Speaking to The Jimmy Dore Show, former RT journalist Abby Martin, who describes herself as an “anti-imperialist progressive,” said she “criticised Putin on air” during the Russian interventions in Ukraine and Syria, two of the most controversial moments in the government’s foreign policy.

“They are doing everything in their power to make it impossible to operate as a network,” she continued. “That’s why I was at RT. When the Iraq War was happening — I wondered why is the media selling us this? It takes everyone a little while to realize how controlled the entire system is. It’s not just Republicans. It’s not just Democrats. But I think the future of journalism is with us. People declaring objectivity is dead. We don’t need Monsanto’s press release compared to the facts of who’s poisoned by Monsanto. We can talk to the victims ourselves. It starts with networking.”

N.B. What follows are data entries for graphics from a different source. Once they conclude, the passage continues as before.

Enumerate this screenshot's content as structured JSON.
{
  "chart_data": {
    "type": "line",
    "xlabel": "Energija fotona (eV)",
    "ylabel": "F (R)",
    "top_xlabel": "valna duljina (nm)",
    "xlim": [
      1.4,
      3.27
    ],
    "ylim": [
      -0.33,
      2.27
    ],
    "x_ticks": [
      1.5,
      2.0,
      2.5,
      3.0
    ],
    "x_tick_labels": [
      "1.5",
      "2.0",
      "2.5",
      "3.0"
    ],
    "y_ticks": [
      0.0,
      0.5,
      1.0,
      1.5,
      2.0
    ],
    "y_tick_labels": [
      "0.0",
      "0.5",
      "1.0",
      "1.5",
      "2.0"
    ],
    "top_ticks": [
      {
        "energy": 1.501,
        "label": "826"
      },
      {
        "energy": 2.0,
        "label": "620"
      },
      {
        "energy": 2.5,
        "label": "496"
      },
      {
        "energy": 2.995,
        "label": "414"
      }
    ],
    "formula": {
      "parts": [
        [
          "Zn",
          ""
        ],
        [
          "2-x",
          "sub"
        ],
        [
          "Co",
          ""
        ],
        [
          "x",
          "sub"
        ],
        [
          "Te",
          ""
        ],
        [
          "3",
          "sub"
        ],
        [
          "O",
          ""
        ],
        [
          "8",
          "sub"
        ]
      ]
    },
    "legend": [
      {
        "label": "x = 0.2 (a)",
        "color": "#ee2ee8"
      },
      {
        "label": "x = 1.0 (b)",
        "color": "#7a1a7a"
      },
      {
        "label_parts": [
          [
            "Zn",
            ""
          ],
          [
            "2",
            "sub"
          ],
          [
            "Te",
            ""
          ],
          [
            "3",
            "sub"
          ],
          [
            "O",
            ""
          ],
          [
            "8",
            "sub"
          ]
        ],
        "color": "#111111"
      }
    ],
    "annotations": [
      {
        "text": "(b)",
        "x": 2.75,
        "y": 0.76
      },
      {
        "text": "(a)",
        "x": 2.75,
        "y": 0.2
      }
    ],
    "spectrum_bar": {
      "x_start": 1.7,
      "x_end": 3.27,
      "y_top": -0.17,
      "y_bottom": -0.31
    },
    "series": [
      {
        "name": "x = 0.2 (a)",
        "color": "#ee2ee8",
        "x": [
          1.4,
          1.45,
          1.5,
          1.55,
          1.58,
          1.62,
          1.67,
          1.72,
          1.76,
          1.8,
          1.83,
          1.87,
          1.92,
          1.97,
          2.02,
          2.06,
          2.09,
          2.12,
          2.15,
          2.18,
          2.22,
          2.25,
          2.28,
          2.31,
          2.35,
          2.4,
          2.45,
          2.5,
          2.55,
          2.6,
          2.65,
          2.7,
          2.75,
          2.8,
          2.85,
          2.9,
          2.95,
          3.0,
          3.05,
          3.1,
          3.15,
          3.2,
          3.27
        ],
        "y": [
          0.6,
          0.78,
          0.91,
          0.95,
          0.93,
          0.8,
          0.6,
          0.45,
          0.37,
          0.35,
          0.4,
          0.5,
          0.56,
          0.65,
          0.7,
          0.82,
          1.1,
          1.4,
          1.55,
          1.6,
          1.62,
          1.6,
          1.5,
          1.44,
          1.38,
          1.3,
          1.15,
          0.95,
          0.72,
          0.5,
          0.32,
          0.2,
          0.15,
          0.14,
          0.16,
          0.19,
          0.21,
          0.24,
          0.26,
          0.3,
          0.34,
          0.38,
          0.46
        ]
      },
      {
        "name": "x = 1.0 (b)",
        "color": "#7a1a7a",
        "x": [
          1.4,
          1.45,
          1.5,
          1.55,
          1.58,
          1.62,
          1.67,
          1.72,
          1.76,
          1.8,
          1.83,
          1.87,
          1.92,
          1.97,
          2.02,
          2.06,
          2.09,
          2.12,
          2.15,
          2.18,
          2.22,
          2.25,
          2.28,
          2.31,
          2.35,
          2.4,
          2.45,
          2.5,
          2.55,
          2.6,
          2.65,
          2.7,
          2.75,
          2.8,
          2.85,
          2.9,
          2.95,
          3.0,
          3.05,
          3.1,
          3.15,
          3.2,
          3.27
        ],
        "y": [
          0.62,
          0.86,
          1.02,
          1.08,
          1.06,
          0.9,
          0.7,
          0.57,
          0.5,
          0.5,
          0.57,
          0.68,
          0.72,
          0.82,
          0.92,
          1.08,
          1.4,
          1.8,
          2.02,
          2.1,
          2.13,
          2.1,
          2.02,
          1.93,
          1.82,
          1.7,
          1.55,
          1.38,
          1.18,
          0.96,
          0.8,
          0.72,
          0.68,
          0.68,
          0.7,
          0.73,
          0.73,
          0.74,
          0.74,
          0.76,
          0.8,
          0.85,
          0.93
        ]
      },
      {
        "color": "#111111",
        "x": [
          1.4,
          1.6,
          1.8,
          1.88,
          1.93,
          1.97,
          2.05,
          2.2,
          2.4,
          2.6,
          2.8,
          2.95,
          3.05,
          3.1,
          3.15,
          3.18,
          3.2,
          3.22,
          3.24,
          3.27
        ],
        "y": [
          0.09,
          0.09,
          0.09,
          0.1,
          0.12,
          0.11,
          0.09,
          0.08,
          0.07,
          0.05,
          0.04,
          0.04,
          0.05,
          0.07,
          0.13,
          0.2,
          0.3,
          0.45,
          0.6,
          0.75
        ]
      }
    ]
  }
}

Very few networks are jumping to RT’s defense. Twitter recently announced a ban on all advertising by RT and Sputnik. Facebook has sworn allegiance to the American government, willing to impose “sweeping changes” as to curate their platform in a way where people won’t be “[using] our tools to undermine democracy.” Whereas The Washington Post calls Trump’s criticisms of the media “frankly disgusting,” arguing he is the threat to the freedom of the press, their coverage on RT’s registration has concluded the same result as the intelligence officials: that RT “push relentlessly anti-American propaganda at the behest of the Russian government.”

Where is the defense of the Russian press? Or just the American press who work for a problematic outlet? Is “press freedom” only a tool the mainstream media use to attack the president and defend themselves?